Наоборот, укрепления, в милоградское время воздвигнутые над удобными и важными участками речного пути, сохраняют возрастающее значение в древнерусскую эпоху. Так, Речица на Днепре преемственно развивает свой первоначальный укрепленный центр до позднего Средневековья (Штыхов, 1971: 121–122; Поболь, 1983: 287). В топографии этого города сохраняются выразительные черты, сближающие ее с первоначальным урбанизмом Киева. Здесь и там ключевую роль для развития города играла речная гавань (в Киеве – Почайны, в Речице – р. Речицы), отделенная от Днепра узкой продольной косой. Над входом в гавань господствовали укрепленные городища, под защитой которых внизу, у воды размещался первоначальный «торг» (Подол), что не исключало и одновременного развития городского посада по верхней террасе коренного берега, также находившейся в зоне фортификационного контроля со стороны городища.

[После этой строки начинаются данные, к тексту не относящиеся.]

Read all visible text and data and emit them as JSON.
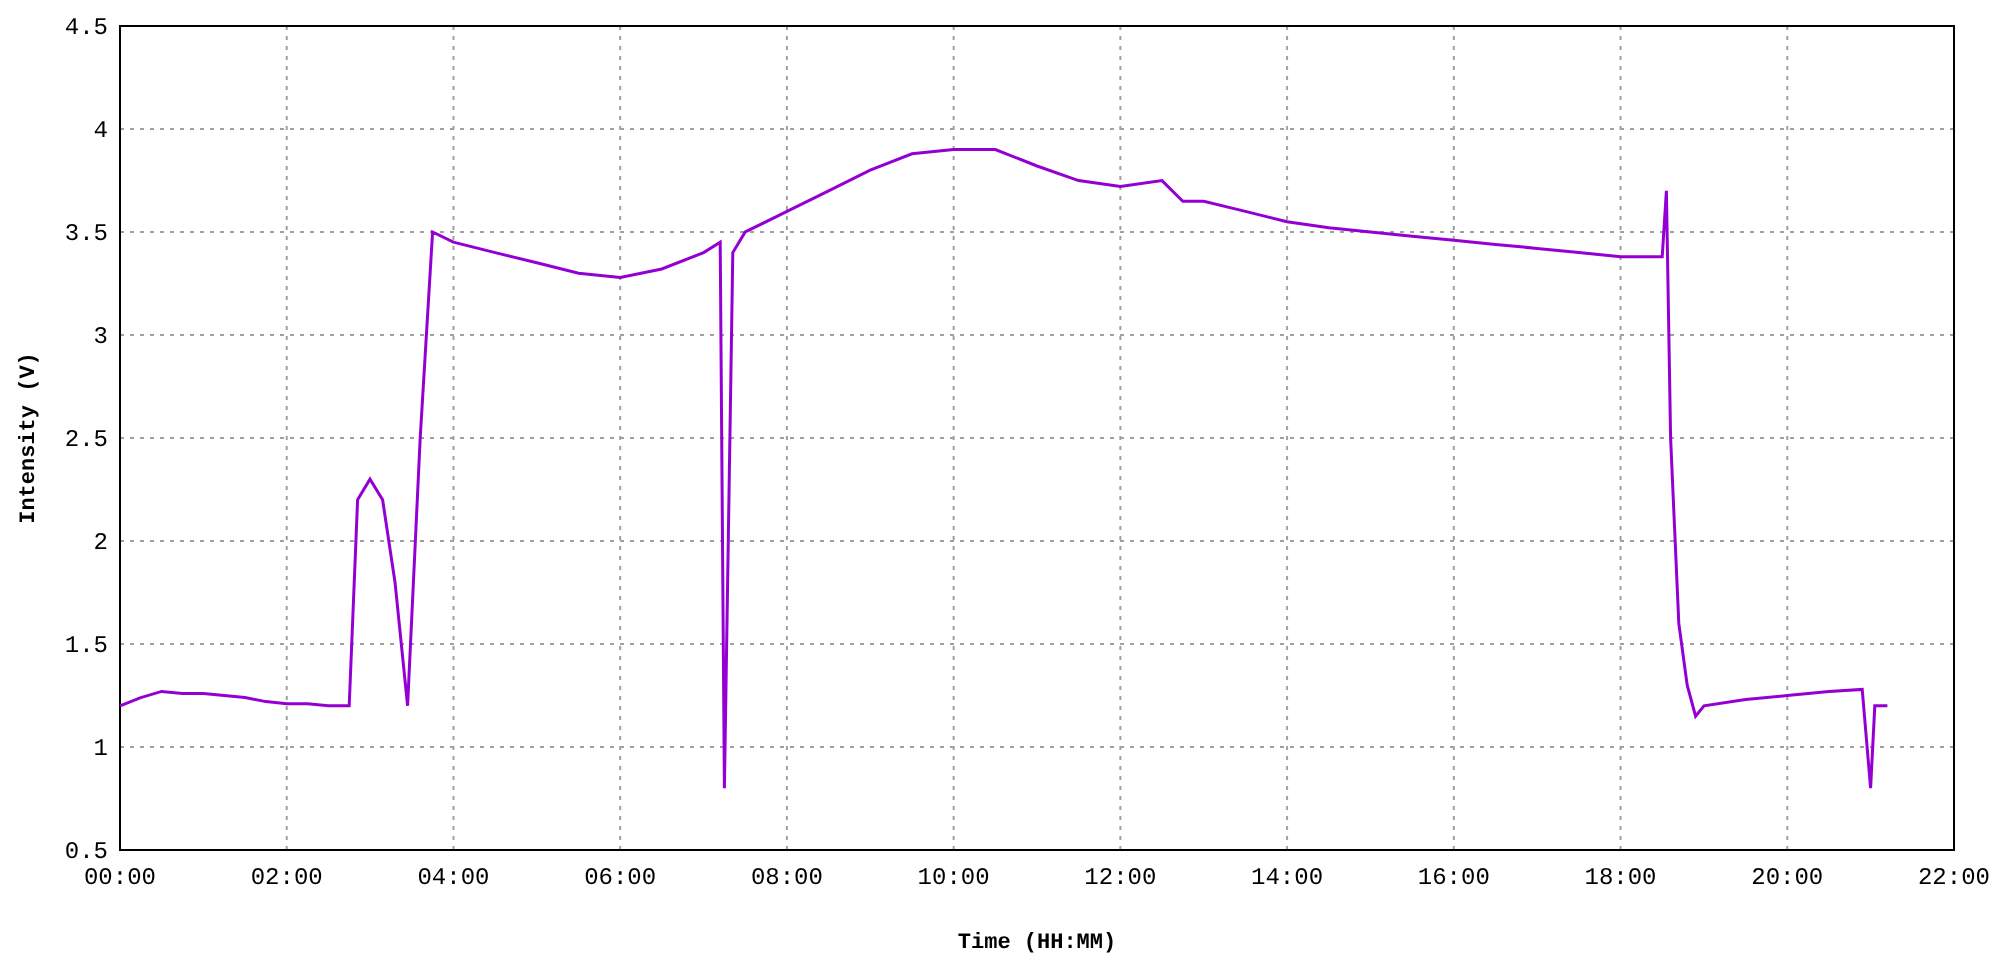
{
  "chart_data": {
    "type": "line",
    "xlabel": "Time (HH:MM)",
    "ylabel": "Intensity (V)",
    "grid": true,
    "xlim": [
      0,
      22
    ],
    "ylim": [
      0.5,
      4.5
    ],
    "xticks": [
      {
        "value": 0,
        "label": "00:00"
      },
      {
        "value": 2,
        "label": "02:00"
      },
      {
        "value": 4,
        "label": "04:00"
      },
      {
        "value": 6,
        "label": "06:00"
      },
      {
        "value": 8,
        "label": "08:00"
      },
      {
        "value": 10,
        "label": "10:00"
      },
      {
        "value": 12,
        "label": "12:00"
      },
      {
        "value": 14,
        "label": "14:00"
      },
      {
        "value": 16,
        "label": "16:00"
      },
      {
        "value": 18,
        "label": "18:00"
      },
      {
        "value": 20,
        "label": "20:00"
      },
      {
        "value": 22,
        "label": "22:00"
      }
    ],
    "yticks": [
      {
        "value": 0.5,
        "label": "0.5"
      },
      {
        "value": 1,
        "label": "1"
      },
      {
        "value": 1.5,
        "label": "1.5"
      },
      {
        "value": 2,
        "label": "2"
      },
      {
        "value": 2.5,
        "label": "2.5"
      },
      {
        "value": 3,
        "label": "3"
      },
      {
        "value": 3.5,
        "label": "3.5"
      },
      {
        "value": 4,
        "label": "4"
      },
      {
        "value": 4.5,
        "label": "4.5"
      }
    ],
    "x": [
      0,
      0.25,
      0.5,
      0.75,
      1,
      1.25,
      1.5,
      1.75,
      2,
      2.25,
      2.5,
      2.75,
      2.85,
      3,
      3.15,
      3.3,
      3.45,
      3.6,
      3.75,
      4,
      4.5,
      5,
      5.5,
      6,
      6.5,
      7,
      7.2,
      7.25,
      7.35,
      7.5,
      8,
      8.5,
      9,
      9.5,
      10,
      10.5,
      11,
      11.5,
      12,
      12.5,
      12.75,
      13,
      13.5,
      14,
      14.5,
      15,
      15.5,
      16,
      16.5,
      17,
      17.5,
      18,
      18.5,
      18.55,
      18.6,
      18.7,
      18.8,
      18.9,
      19,
      19.5,
      20,
      20.5,
      20.9,
      21,
      21.05,
      21.2
    ],
    "series": [
      {
        "color": "#9400d3",
        "values": [
          1.2,
          1.24,
          1.27,
          1.26,
          1.26,
          1.25,
          1.24,
          1.22,
          1.21,
          1.21,
          1.2,
          1.2,
          2.2,
          2.3,
          2.2,
          1.8,
          1.2,
          2.5,
          3.5,
          3.45,
          3.4,
          3.35,
          3.3,
          3.28,
          3.32,
          3.4,
          3.45,
          0.8,
          3.4,
          3.5,
          3.6,
          3.7,
          3.8,
          3.88,
          3.9,
          3.9,
          3.82,
          3.75,
          3.72,
          3.75,
          3.65,
          3.65,
          3.6,
          3.55,
          3.52,
          3.5,
          3.48,
          3.46,
          3.44,
          3.42,
          3.4,
          3.38,
          3.38,
          3.7,
          2.5,
          1.6,
          1.3,
          1.15,
          1.2,
          1.23,
          1.25,
          1.27,
          1.28,
          0.8,
          1.2,
          1.2
        ]
      }
    ]
  }
}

Киев, таким образом, в конце IX–X в. развивал собственные, специфически днепровские нормы «архаического урбанизма». Форсированный прогресс днепровских укрепленных центров на речном пути, однако, в равной мере связан как с этими внутренними, так и с внешними факторами. Локационный анализ позволяет сделать вывод, что архаическая система расселения на Днепре (как и на Ловати) в первую очередь преследовала цели контроля над окружающими сельскохозяйственными угодьями. «Милоградский ландшафт» днепровской «Праславянщины» (от Могилёва до Лоева) по ландшафтно-хозяйственным характеристикам качественно не столь далек от ловатско-ильменского.
Стереотип освоения просторных речных пойм, низовых террас излучин с легкими пахотными почвами, заливными лугами, пастбищами, речными зарослями, изобилующими дичью, рыбными тонями, и протяженных плесов на высоких коренных берегах, покрытых непроходимыми лесами, на Днепре и на Ловати принципиально близок, качественно однороден. Различия – количественные: если ловатские «луки» редко превышают в поперечнике 0,3–0,5 км, то днепровские измеряются километрами и десятками километров; на порядок и более различается и высота коренных берегов, а самое главное – протяженность речных плесов и длина излучин.

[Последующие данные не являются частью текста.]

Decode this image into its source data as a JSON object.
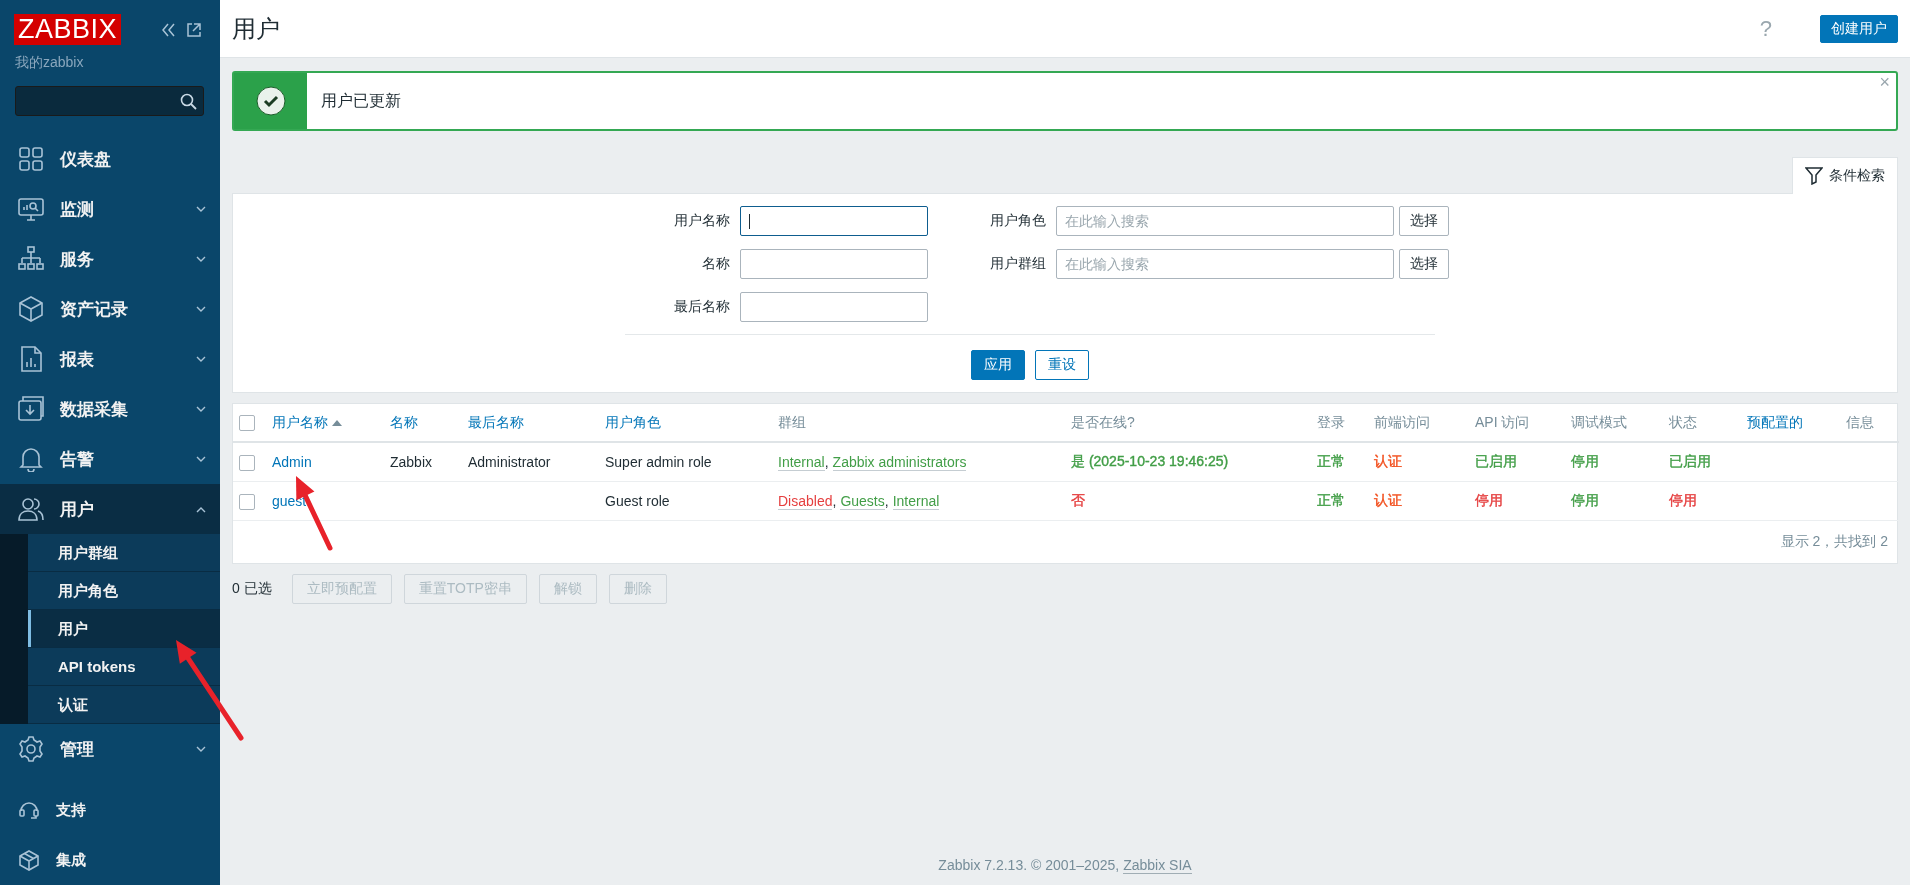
{
  "sidebar": {
    "logo": "ZABBIX",
    "subtitle": "我的zabbix",
    "menu": [
      {
        "label": "仪表盘",
        "kind": "dashboard"
      },
      {
        "label": "监测",
        "kind": "monitor",
        "expanded": false
      },
      {
        "label": "服务",
        "kind": "services",
        "expanded": false
      },
      {
        "label": "资产记录",
        "kind": "inventory",
        "expanded": false
      },
      {
        "label": "报表",
        "kind": "reports",
        "expanded": false
      },
      {
        "label": "数据采集",
        "kind": "collection",
        "expanded": false
      },
      {
        "label": "告警",
        "kind": "alerts",
        "expanded": false
      },
      {
        "label": "用户",
        "kind": "users",
        "expanded": true,
        "children": [
          {
            "label": "用户群组",
            "selected": false
          },
          {
            "label": "用户角色",
            "selected": false
          },
          {
            "label": "用户",
            "selected": true
          },
          {
            "label": "API tokens",
            "selected": false
          },
          {
            "label": "认证",
            "selected": false
          }
        ]
      },
      {
        "label": "管理",
        "kind": "admin",
        "expanded": false
      }
    ],
    "bottom": [
      {
        "label": "支持",
        "kind": "support"
      },
      {
        "label": "集成",
        "kind": "integrations"
      }
    ]
  },
  "header": {
    "title": "用户",
    "help": "?",
    "create_button": "创建用户"
  },
  "message": {
    "kind": "success",
    "text": "用户已更新",
    "close": "×"
  },
  "filter": {
    "tab": "条件检索",
    "left_fields": [
      {
        "label": "用户名称",
        "focused": true
      },
      {
        "label": "名称",
        "focused": false
      },
      {
        "label": "最后名称",
        "focused": false
      }
    ],
    "right_fields": [
      {
        "label": "用户角色",
        "placeholder": "在此输入搜索",
        "button": "选择"
      },
      {
        "label": "用户群组",
        "placeholder": "在此输入搜索",
        "button": "选择"
      }
    ],
    "apply": "应用",
    "reset": "重设"
  },
  "table": {
    "columns": [
      {
        "label": "用户名称",
        "kind": "sortable",
        "sorted": true
      },
      {
        "label": "名称",
        "kind": "sortable",
        "sorted": false
      },
      {
        "label": "最后名称",
        "kind": "sortable",
        "sorted": false
      },
      {
        "label": "用户角色",
        "kind": "sortable",
        "sorted": false
      },
      {
        "label": "群组",
        "kind": "plain"
      },
      {
        "label": "是否在线?",
        "kind": "plain"
      },
      {
        "label": "登录",
        "kind": "plain"
      },
      {
        "label": "前端访问",
        "kind": "plain"
      },
      {
        "label": "API 访问",
        "kind": "plain"
      },
      {
        "label": "调试模式",
        "kind": "plain"
      },
      {
        "label": "状态",
        "kind": "plain"
      },
      {
        "label": "预配置的",
        "kind": "sortable",
        "sorted": false
      },
      {
        "label": "信息",
        "kind": "plain"
      }
    ],
    "select_all": {
      "checked": false
    },
    "rows": [
      {
        "checked": false,
        "cells": [
          {
            "kind": "link",
            "text": "Admin"
          },
          {
            "kind": "text",
            "text": "Zabbix"
          },
          {
            "kind": "text",
            "text": "Administrator"
          },
          {
            "kind": "text",
            "text": "Super admin role"
          },
          {
            "kind": "groups",
            "separator": ",",
            "items": [
              {
                "text": "Internal",
                "color": "#429e47"
              },
              {
                "text": "Zabbix administrators",
                "color": "#429e47"
              }
            ]
          },
          {
            "kind": "text",
            "text": "是 (2025-10-23 19:46:25)",
            "color": "#429e47"
          },
          {
            "kind": "text",
            "text": "正常",
            "color": "#429e47"
          },
          {
            "kind": "text",
            "text": "认证",
            "color": "#f24f1d"
          },
          {
            "kind": "text",
            "text": "已启用",
            "color": "#429e47"
          },
          {
            "kind": "text",
            "text": "停用",
            "color": "#429e47"
          },
          {
            "kind": "text",
            "text": "已启用",
            "color": "#429e47"
          },
          {
            "kind": "empty"
          },
          {
            "kind": "empty"
          }
        ]
      },
      {
        "checked": false,
        "cells": [
          {
            "kind": "link",
            "text": "guest"
          },
          {
            "kind": "empty"
          },
          {
            "kind": "empty"
          },
          {
            "kind": "text",
            "text": "Guest role"
          },
          {
            "kind": "groups",
            "separator": ",",
            "items": [
              {
                "text": "Disabled",
                "color": "#e53e3e"
              },
              {
                "text": "Guests",
                "color": "#429e47"
              },
              {
                "text": "Internal",
                "color": "#429e47"
              }
            ]
          },
          {
            "kind": "text",
            "text": "否",
            "color": "#e53e3e"
          },
          {
            "kind": "text",
            "text": "正常",
            "color": "#429e47"
          },
          {
            "kind": "text",
            "text": "认证",
            "color": "#f24f1d"
          },
          {
            "kind": "text",
            "text": "停用",
            "color": "#e53e3e"
          },
          {
            "kind": "text",
            "text": "停用",
            "color": "#429e47"
          },
          {
            "kind": "text",
            "text": "停用",
            "color": "#e53e3e"
          },
          {
            "kind": "empty"
          },
          {
            "kind": "empty"
          }
        ]
      }
    ],
    "summary": "显示 2，共找到 2"
  },
  "actions": {
    "count": "0 已选",
    "buttons": [
      {
        "label": "立即预配置",
        "disabled": true
      },
      {
        "label": "重置TOTP密串",
        "disabled": true
      },
      {
        "label": "解锁",
        "disabled": true
      },
      {
        "label": "删除",
        "disabled": true
      }
    ]
  },
  "footer": {
    "text": "Zabbix 7.2.13. © 2001–2025,",
    "link": "Zabbix SIA"
  }
}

Если «частота извилистости» на Ловати, с многочисленными перекатами и порогами на реке, делала обитателей каждой «луки» непременными и желательными пособниками в речном странствии для команды любого судна, проходившего здесь Путем из варяг в греки, то на Верхнем Днепре условия плавания были существенно иными. В милоградскую и последующие эпохи легкие речные рыбачьи суда, как и ныне, вероятно, обеспечивали коммуникации между близлежащими поселениями. Однако длительное плавание не только против, но и по течению Днепра для преодоления монотонных и протяженных речных плесов и обширных излучин требует значительных усилий.
Экспериментальные плавания парусно-весельных судов экспедиции «Нево» 1987–1995 гт. (в том числе реплики, новодела древнерусской ладьи) показывают, что появление в этой части Днепра судна с морским парусным такелажем должно было вызвать подлинную коммуникационную революцию. Только экипажи «руси» с навыком быстрой смены паруса и весел, способные маневрировать при меняющемся вдоль направления ветра течении по прихотливо извилистому руслу великой реки, в состоянии были без избыточного напряжения преодолевать значительные расстояния, практически недоступные для исконных насельников края. В этих условиях древние городища, если они располагались над удобными гаванями и стоянками, получили новый мощный импульс к развитию, превративший их в древнерусские «грады» на Пути из варяг в греки.
Косвенным подтверждением этого вывода является динамичное развитие, хронология и топография Подола в Киеве (Сагайдак, 1991). Расположенный под прикрытием киевских «Гор», но практически вне зоны непосредственного контроля любого из известных городищ, ориентированный на речные гавани Почайны и Глубочицы, этот градостроительный компонент древнерусской столицы развивается с 880-х гг. (т. е. после захвата Киева Олегом Вещим). В планировке, застройке и домостроительстве Подола – отчетливые севернорусские черты, с этого времени периодически возобновлявшиеся в течение Х – ХІ вв.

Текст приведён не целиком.